Happy birthday to my fellow amazing Aquarians! I love my birthday. It’s the true start to a new year for me. Getting one year older always gets me thinking about how far I’ve come and how far I have to go. As the years go by, it is so interesting to see life fall into place and feel that I am moving forward with more clarity about the world around me and myself. Here are some realizations I have had that are helping me be better in the next year of my life:
AGING IS AUTOMATIC, EVERYTHING ELSE REQUIRES WORK!
The older, the wiser. Things get better with time…..

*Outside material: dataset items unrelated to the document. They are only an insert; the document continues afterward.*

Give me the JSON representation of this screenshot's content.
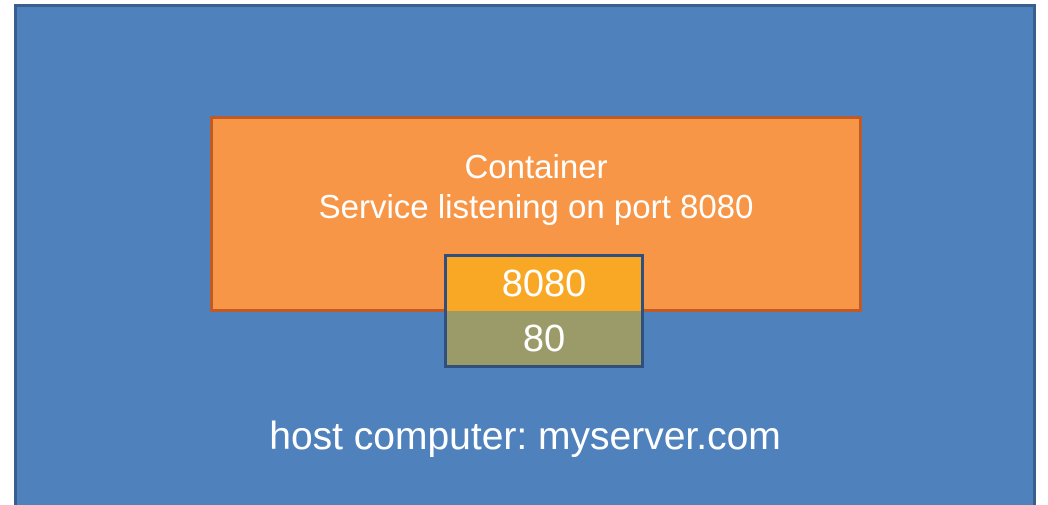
{
  "colors": {
    "host_fill": "#4f81bd",
    "container_fill": "#f79646",
    "container_port_fill": "#f9a826",
    "host_port_fill": "#9b9b6a",
    "text": "#ffffff"
  },
  "diagram": {
    "container": {
      "title": "Container",
      "description": "Service listening on port 8080"
    },
    "ports": {
      "container_port": "8080",
      "host_port": "80"
    },
    "host": {
      "label": "host computer: myserver.com"
    }
  }
}
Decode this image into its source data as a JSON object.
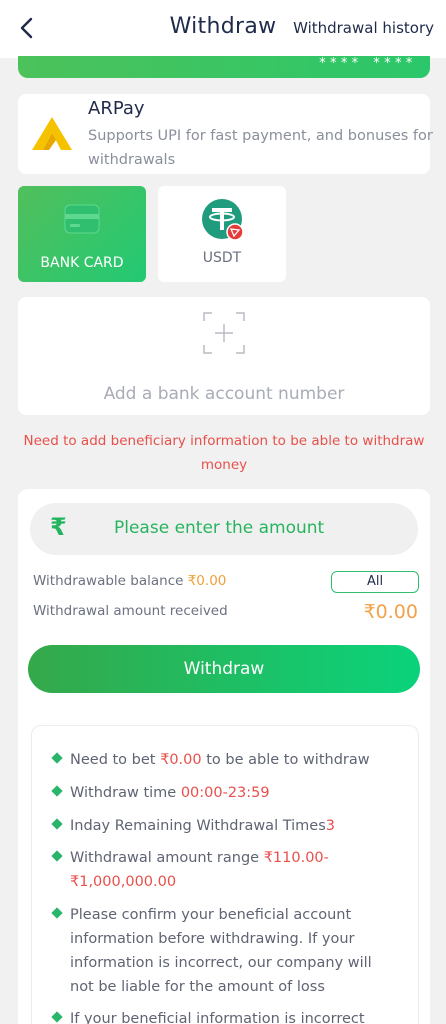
{
  "header": {
    "title": "Withdraw",
    "history_label": "Withdrawal history"
  },
  "card": {
    "masked": "**** ****"
  },
  "arpay": {
    "name": "ARPay",
    "description": "Supports UPI for fast payment, and bonuses for withdrawals"
  },
  "methods": [
    {
      "label": "BANK CARD",
      "active": true,
      "icon": "bank-card-icon"
    },
    {
      "label": "USDT",
      "active": false,
      "icon": "usdt-icon"
    }
  ],
  "add_bank": {
    "label": "Add a bank account number"
  },
  "warning": "Need to add beneficiary information to be able to withdraw money",
  "amount": {
    "currency_symbol": "₹",
    "placeholder": "Please enter the amount",
    "balance_label": "Withdrawable balance ",
    "balance_value": "₹0.00",
    "all_label": "All",
    "received_label": "Withdrawal amount received",
    "received_value": "₹0.00",
    "withdraw_label": "Withdraw"
  },
  "rules": [
    {
      "text": "Need to bet ",
      "highlight": "₹0.00",
      "suffix": " to be able to withdraw"
    },
    {
      "text": "Withdraw time ",
      "highlight": "00:00-23:59",
      "suffix": ""
    },
    {
      "text": "Inday Remaining Withdrawal Times",
      "highlight": "3",
      "suffix": ""
    },
    {
      "text": "Withdrawal amount range ",
      "highlight": "₹110.00-₹1,000,000.00",
      "suffix": ""
    },
    {
      "text": "Please confirm your beneficial account information before withdrawing. If your information is incorrect, our company will not be liable for the amount of loss",
      "highlight": "",
      "suffix": ""
    },
    {
      "text": "If your beneficial information is incorrect",
      "highlight": "",
      "suffix": ""
    }
  ],
  "colors": {
    "accent": "#22c973",
    "warning": "#e8504b",
    "money": "#f3a14a"
  }
}
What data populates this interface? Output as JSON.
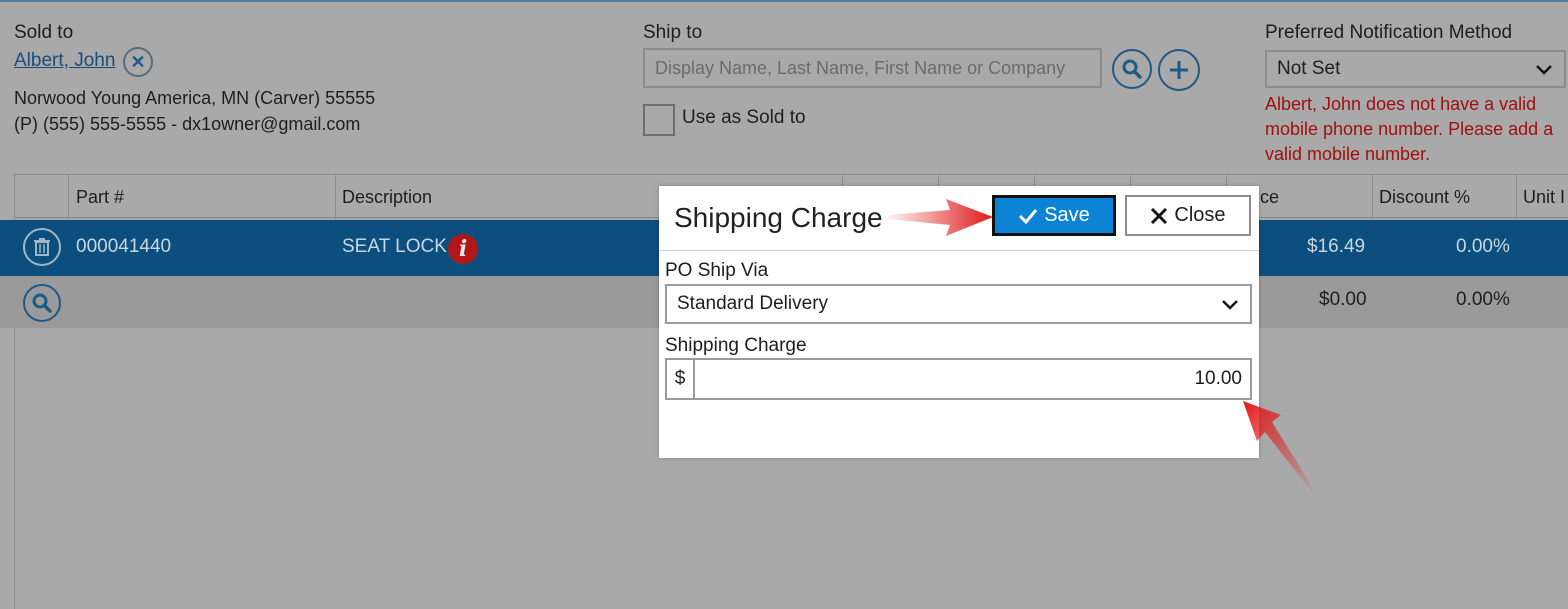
{
  "sold_to": {
    "label": "Sold to",
    "customer_name": "Albert, John",
    "address_line": "Norwood Young America, MN (Carver) 55555",
    "contact_line": "(P) (555) 555-5555 - dx1owner@gmail.com"
  },
  "ship_to": {
    "label": "Ship to",
    "search_placeholder": "Display Name, Last Name, First Name or Company",
    "use_as_sold_to_label": "Use as Sold to"
  },
  "notification": {
    "label": "Preferred Notification Method",
    "selected": "Not Set",
    "warning": "Albert, John does not have a valid mobile phone number. Please add a valid mobile number."
  },
  "grid": {
    "headers": {
      "part": "Part #",
      "description": "Description",
      "price_partial": "ce",
      "discount": "Discount %",
      "unit_partial": "Unit I"
    },
    "rows": [
      {
        "part": "000041440",
        "description": "SEAT LOCK",
        "price": "$16.49",
        "discount": "0.00%"
      },
      {
        "part": "",
        "description": "",
        "price": "$0.00",
        "discount": "0.00%"
      }
    ]
  },
  "modal": {
    "title": "Shipping Charge",
    "save_label": "Save",
    "close_label": "Close",
    "ship_via_label": "PO Ship Via",
    "ship_via_value": "Standard Delivery",
    "charge_label": "Shipping Charge",
    "currency_prefix": "$",
    "charge_value": "10.00"
  },
  "colors": {
    "selected_row": "#0c4f7e",
    "save_button": "#0d83d6",
    "warning_text": "#a01010",
    "annotation_arrow": "#e01818",
    "icon_blue": "#1f5a86"
  }
}
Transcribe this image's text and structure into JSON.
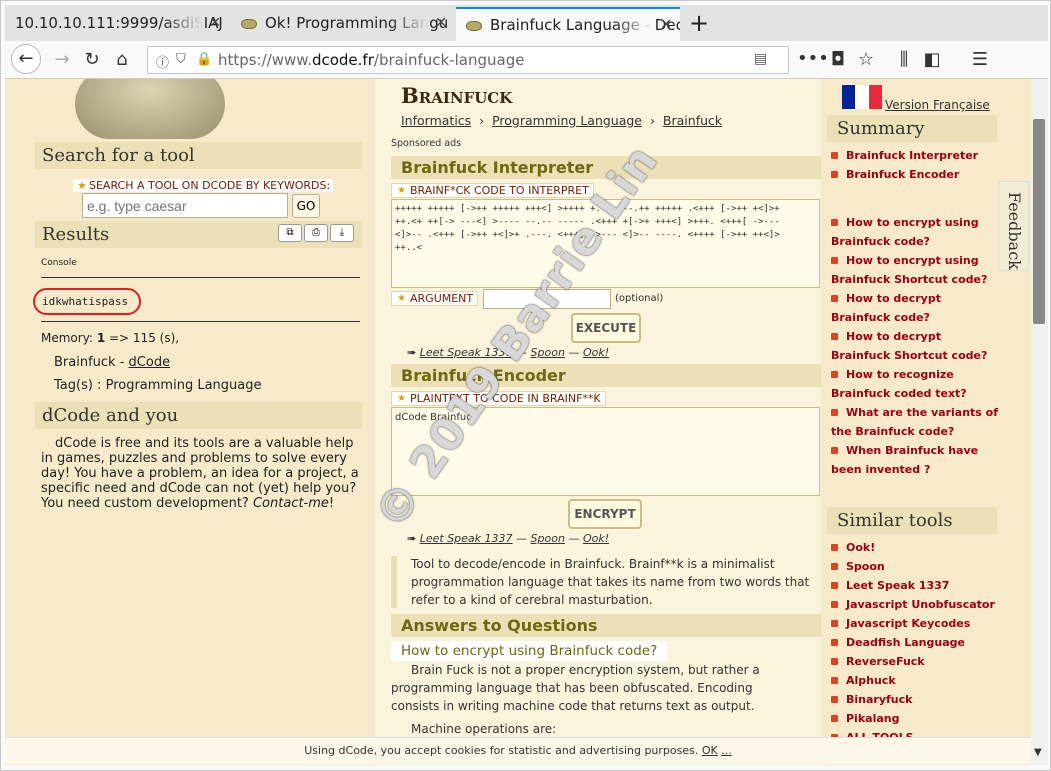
{
  "browser": {
    "tabs": [
      {
        "label": "10.10.10.111:9999/asdiSIAJ"
      },
      {
        "label": "Ok! Programming Langu"
      },
      {
        "label": "Brainfuck Language - Dec"
      }
    ],
    "url_prefix": "https://www.",
    "url_domain": "dcode.fr",
    "url_path": "/brainfuck-language"
  },
  "left": {
    "search_title": "Search for a tool",
    "search_label": "SEARCH A TOOL ON DCODE BY KEYWORDS:",
    "search_placeholder": "e.g. type caesar",
    "go": "GO",
    "results_title": "Results",
    "console_label": "Console",
    "result_value": "idkwhatispass",
    "memory_label": "Memory:",
    "memory_value": "1",
    "memory_rest": "=> 115 (s),",
    "crumb_name": "Brainfuck -",
    "crumb_link": "dCode",
    "tags_label": "Tag(s) :",
    "tags_value": "Programming Language",
    "about_title": "dCode and you",
    "about_text": "dCode is free and its tools are a valuable help in games, puzzles and problems to solve every day! You have a problem, an idea for a project, a specific need and dCode can not (yet) help you? You need custom development?",
    "about_contact": "Contact-me",
    "about_end": "!"
  },
  "main": {
    "title": "Brainfuck",
    "breadcrumb": [
      "Informatics",
      "Programming Language",
      "Brainfuck"
    ],
    "sponsored": "Sponsored ads",
    "interp_title": "Brainfuck Interpreter",
    "code_label": "BRAINF*CK CODE TO INTERPRET",
    "code_value": "+++++ +++++ [->++ +++++ +++<] >++++ +.--- --.++ +++++ .<+++ [->++ +<]>+\n++.<+ ++[-> ---<] >---- --.-- ----- .<+++ +[->+ +++<] >+++. <+++[ ->---\n<]>-- .<+++ [->++ +<]>+ .---. <+++[ ->--- <]>-- ----. <++++ [->++ ++<]>\n++..<",
    "arg_label": "ARGUMENT",
    "arg_opt": "(optional)",
    "execute": "EXECUTE",
    "related1": [
      "Leet Speak 1337",
      "Spoon",
      "Ook!"
    ],
    "enc_title": "Brainfuck Encoder",
    "plain_label": "PLAINTEXT TO CODE IN BRAINF**K",
    "plain_value": "dCode Brainfuck",
    "encrypt": "ENCRYPT",
    "related2": [
      "Leet Speak 1337",
      "Spoon",
      "Ook!"
    ],
    "desc": "Tool to decode/encode in Brainfuck. Brainf**k is a minimalist programmation language that takes its name from two words that refer to a kind of cerebral masturbation.",
    "answers_title": "Answers to Questions",
    "q1": "How to encrypt using Brainfuck code?",
    "a1": "Brain Fuck is not a proper encryption system, but rather a programming language that has been obfuscated. Encoding consists in writing machine code that returns text as output.",
    "a1b": "Machine operations are:",
    "watermark": "© 2019 Barrie Lin"
  },
  "right": {
    "lang": "Version Française",
    "summary_title": "Summary",
    "summary": [
      "Brainfuck Interpreter",
      "Brainfuck Encoder",
      "How to encrypt using Brainfuck code?",
      "How to encrypt using Brainfuck Shortcut code?",
      "How to decrypt Brainfuck code?",
      "How to decrypt Brainfuck Shortcut code?",
      "How to recognize Brainfuck coded text?",
      "What are the variants of the Brainfuck code?",
      "When Brainfuck have been invented ?"
    ],
    "similar_title": "Similar tools",
    "similar": [
      "Ook!",
      "Spoon",
      "Leet Speak 1337",
      "Javascript Unobfuscator",
      "Javascript Keycodes",
      "Deadfish Language",
      "ReverseFuck",
      "Alphuck",
      "Binaryfuck",
      "Pikalang",
      "ALL TOOLS"
    ],
    "feedback": "Feedback"
  },
  "cookie": {
    "text": "Using dCode, you accept cookies for statistic and advertising purposes.",
    "ok": "OK",
    "dots": "..."
  }
}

The world is full of sayings that lead us to believe that all we have to do is keep waking up and magically we will end up smarter, better…improved. The older I am getting the more I am learning that’s not true. There are certainly old people who are not wise. There are old people who are bitter, still carrying wounds and regret from the past, not where they want to be …etc. My point is simply getting older means nothing but that…we’re older. If we want to be wiser, stronger, or move past a pain or heartache, that requires more deliberate action than just getting older. I am being conscious to not just be older but to carry new knowledge and tools into my old age. If you have an anger problem, struggling with being a pushover…etc…just getting older won’t help, we have to decide to actively make change to be different tomorrow.
DON'T LET EVERYONE IN
I always say I am a people person who hates people. I am truly an extrovert. I feed off people’s energy. I am revived by going to lunch with friends or having a great conversation. In high school, I was the girl who had 10 best friends, until one by one I started realizing all of these “best friends” didn’t have my best interest at heart. I am naturally friendly, but I have had to learn to guard myself and not befriend everyone who approaches with a smile. People have motives and will let you down.
PULL THE TRIGGER
This year, I really want to work on moving forward despite being a little off my plans. I sat down at 22 and said I will move to another city and give reporting a shot when I have “x” number of dollars in the bank as a safety net. I wanted things to be perfect and if I would have waited to save that money I wouldn’t be where I am today. I still struggle with holding off on my dreams and goals because I have made up some other stipulations that I decide “need” to happen first. I am learning that things will never be perfect. Big decisions involve risk and if I wait and wait, I will miss out on a lot of opportunities.